パティ・スミス

不幸や混乱を受け入れられるかどうかというのも一つの才能で、澄んだ空を見るために片足を地獄に突っ込むぐらいの覚悟がなければ、人の胸を打つような歌は歌えないのかもしれない。
パティ・スミスは修羅の道を歩む詩人であり、ロック・シンガーだ。二十歳の時に大学の教授とできて子供を身ごもるが、この教授が認知してくれず、シングルマザーとして乳母車工場で働く。しかしその生活に本人はぶち切れ、子供を里親に出してニューヨークへ単身旅立つ。混沌としたこの街で、パティは詩の朗読を始める。ロバート・メイプルソープがその才能に惚れて、以降彼女の写真を撮りまくるようになるとか、アンディ・ウオーホールが認めたとか、ミュージシャンたちが集まりだして「パティ・スミス・グループ」を結成するとか、色々と逸話には事欠かないのだが、おそらく基本形として彼女は時代にも街にも、そして女という性にも収まりきらないのであり、常に刃物の上を歩いているような痛みや緊張を詩として食い、あるいは食われ、それを歌唱にまで高めていく。

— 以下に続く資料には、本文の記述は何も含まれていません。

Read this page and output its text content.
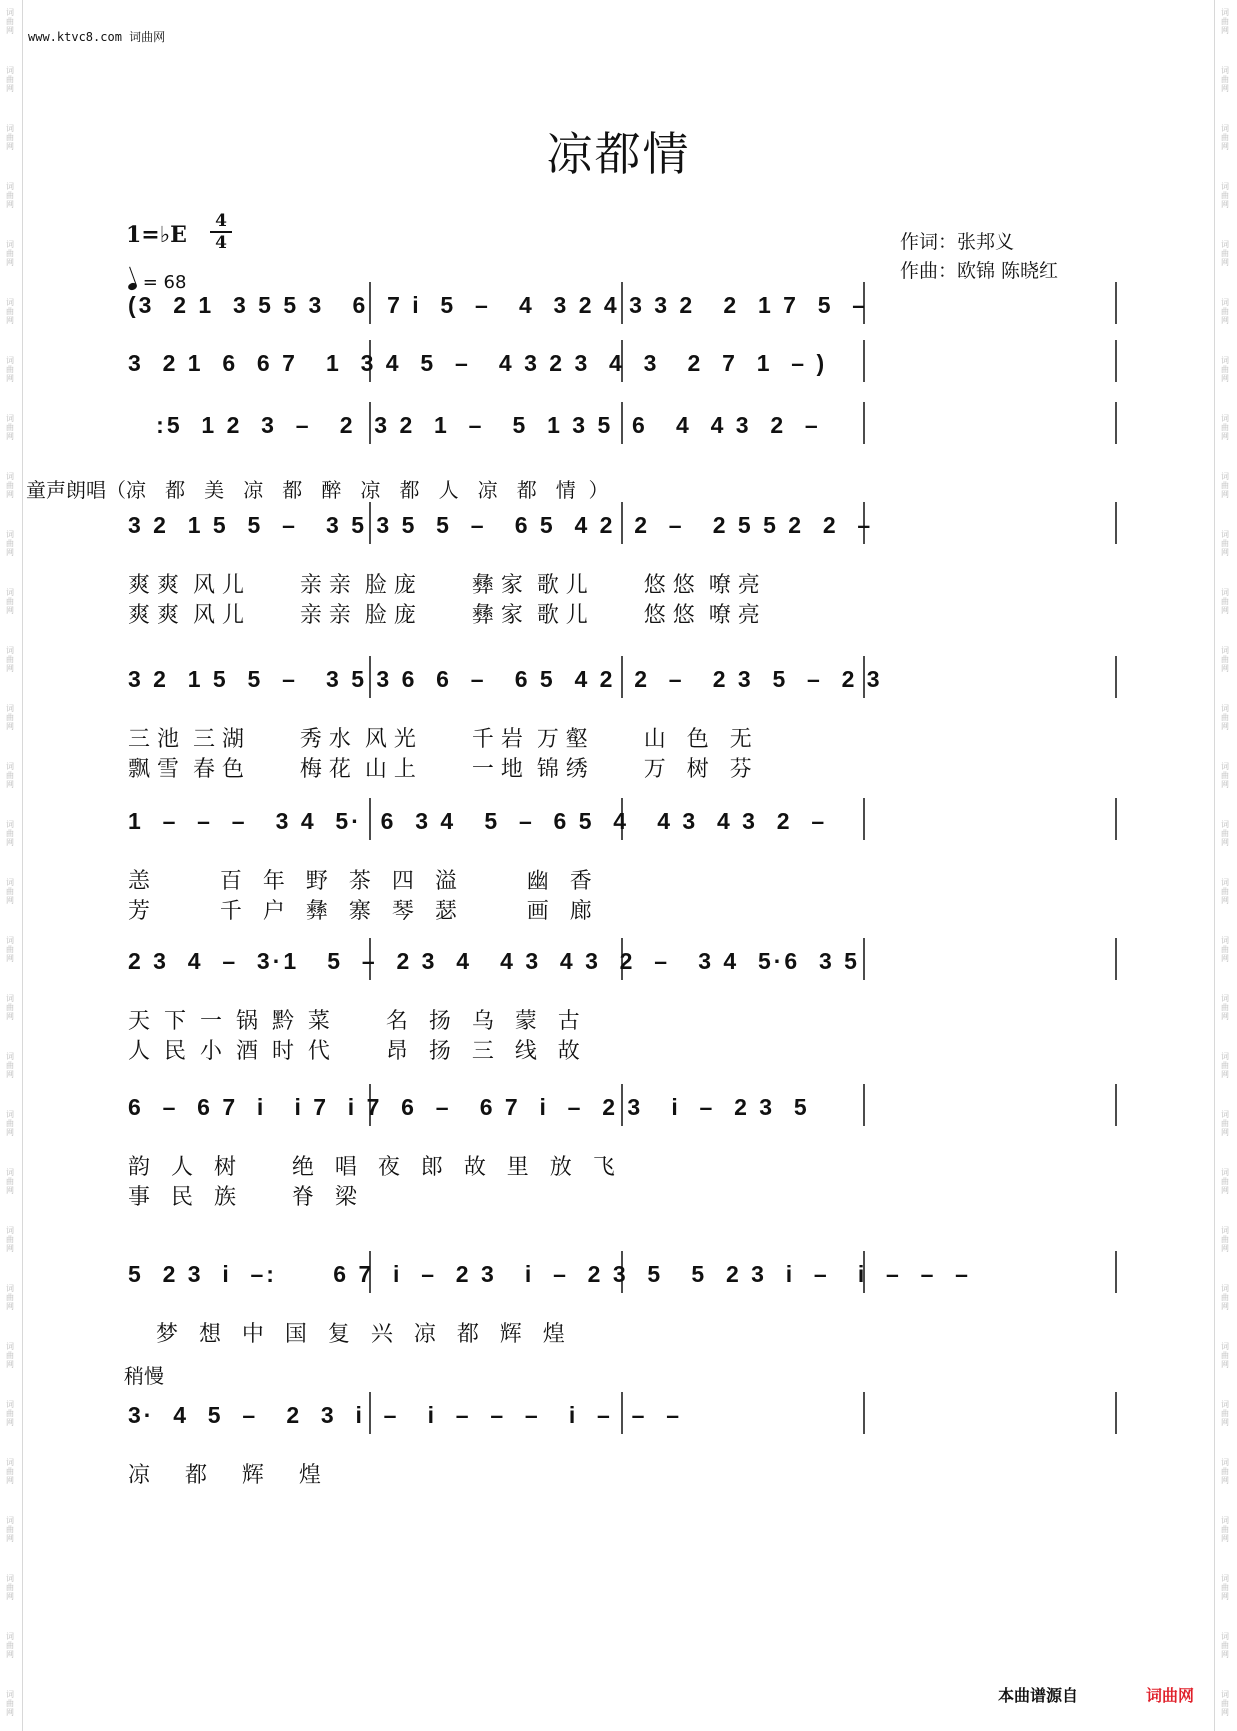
词
曲
网
词
曲
网
词
曲
网
词
曲
网
词
曲
网
词
曲
网
词
曲
网
词
曲
网
词
曲
网
词
曲
网
词
曲
网
词
曲
网
词
曲
网
词
曲
网
词
曲
网
词
曲
网
词
曲
网
词
曲
网
词
曲
网
词
曲
网
词
曲
网
词
曲
网
词
曲
网
词
曲
网
词
曲
网
词
曲
网
词
曲
网
词
曲
网
词
曲
网
词
曲
网
词
曲
网
词
曲
网
词
曲
网
词
曲
网
词
曲
网
词
曲
网
词
曲
网
词
曲
网
词
曲
网
词
曲
网
词
曲
网
词
曲
网
词
曲
网
词
曲
网
词
曲
网
词
曲
网
词
曲
网
词
曲
网
词
曲
网
词
曲
网
词
曲
网
词
曲
网
词
曲
网
词
曲
网
词
曲
网
词
曲
网
词
曲
网
词
曲
网
词
曲
网
词
曲
网
www.ktvc8.com 词曲网
凉都情
1=♭E
4
4
= 68
作词：张邦义
作曲：欧锦 陈晓红
(3  2 1  3 5 5 3   6  7 i  5  –   4  3 2 4 3 3 2   2  1 7  5  –
3  2 1  6  6 7   1  3 4  5  –   4 3 2 3  4  3   2  7  1  – )
:5  1 2  3  –   2  3 2  1  –   5  1 3 5  6   4  4 3  2  –
童声朗唱（凉   都   美   凉   都   醉   凉   都   人   凉   都   情  ）
3 2  1 5  5  –   3 5 3 5  5  –   6 5  4 2  2  –   2 5 5 2  2  –
爽 爽  风 儿        亲 亲  脸 庞        彝 家  歌 儿        悠 悠  嘹 亮
爽 爽  风 儿        亲 亲  脸 庞        彝 家  歌 儿        悠 悠  嘹 亮
3 2  1 5  5  –   3 5 3 6  6  –   6 5  4 2  2  –   2 3  5  –  2 3
三 池  三 湖        秀 水  风 光        千 岩  万 壑        山   色   无
飘 雪  春 色        梅 花  山 上        一 地  锦 绣        万   树   芬
1  –  –  –   3 4  5·  6  3 4   5  –  6 5  4   4 3  4 3  2  –
恙          百   年   野   茶   四   溢          幽   香
芳          千   户   彝   寨   琴   瑟          画   廊
2 3  4  –  3·1   5  –  2 3  4   4 3  4 3  2  –   3 4  5·6  3 5
天  下  一  锅  黔  菜        名   扬   乌   蒙   古
人  民  小  酒  时  代        昂   扬   三   线   故
6  –  6 7  i   i 7  i 7  6  –   6 7  i  –  2 3   i  –  2 3  5
韵   人   树        绝   唱   夜   郎   故   里   放   飞
事   民   族        脊   梁
5  2 3  i  –:      6 7  i  –  2 3   i  –  2 3  5   5  2 3  i  –   i  –  –  –
梦   想   中   国   复   兴   凉   都   辉   煌
稍慢
3·  4  5  –   2  3  i  –   i  –  –  –   i  –  –  –
凉     都     辉     煌
本曲谱源自	词曲网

どのアルバムを聴いても、どの曲にぶたれても、満天の星空のような痛みとそれを吹き飛ばす魂のジャンプジャンプジャンプに、こちらの飛翔力までかーっと底上げされたような気になるのだが、作家のすべてはその処女作にあるというのなら、やはりデビューアルバム「HORSES」(1975)の一曲目「Gloria」に尽きる。ヴァン・モリソンのカヴァーだが、どうだ、この声は。このぶち破り方は。これがBEINGだ。存在するということだ。存在は、なにかの図式の中にはまってそこにあるのではない。まわりを壊してこその輝きである。この勇気が、この覚悟が、この美しさが、後にニューヨークパンクの女王と呼ばれる破天荒シンガーの産声である。
イラク戦争アメリカが空爆を行なっている時、今はなき新宿のローリング・ストーンでボクはパティ・スミスをリクエストした。彼女の声が流れ出すや、店にいた米兵たちからブーイングが巻き起こった。
パティが空爆に反対しているから。
やっぱりパティだ。その気骨で今も詩とパンクを貫いている。そしていつも片足を不幸に浸している。
幸せに遠いなと感じたり、なにかすげえハンデイを背負っていたり、この社会とうまくやっていけないと思ったら、それは詩や歌に生きる者の資格を得たと思った方がいい。それでもびびっちまったときは「HORSES」を聴いて慰めてもらおう。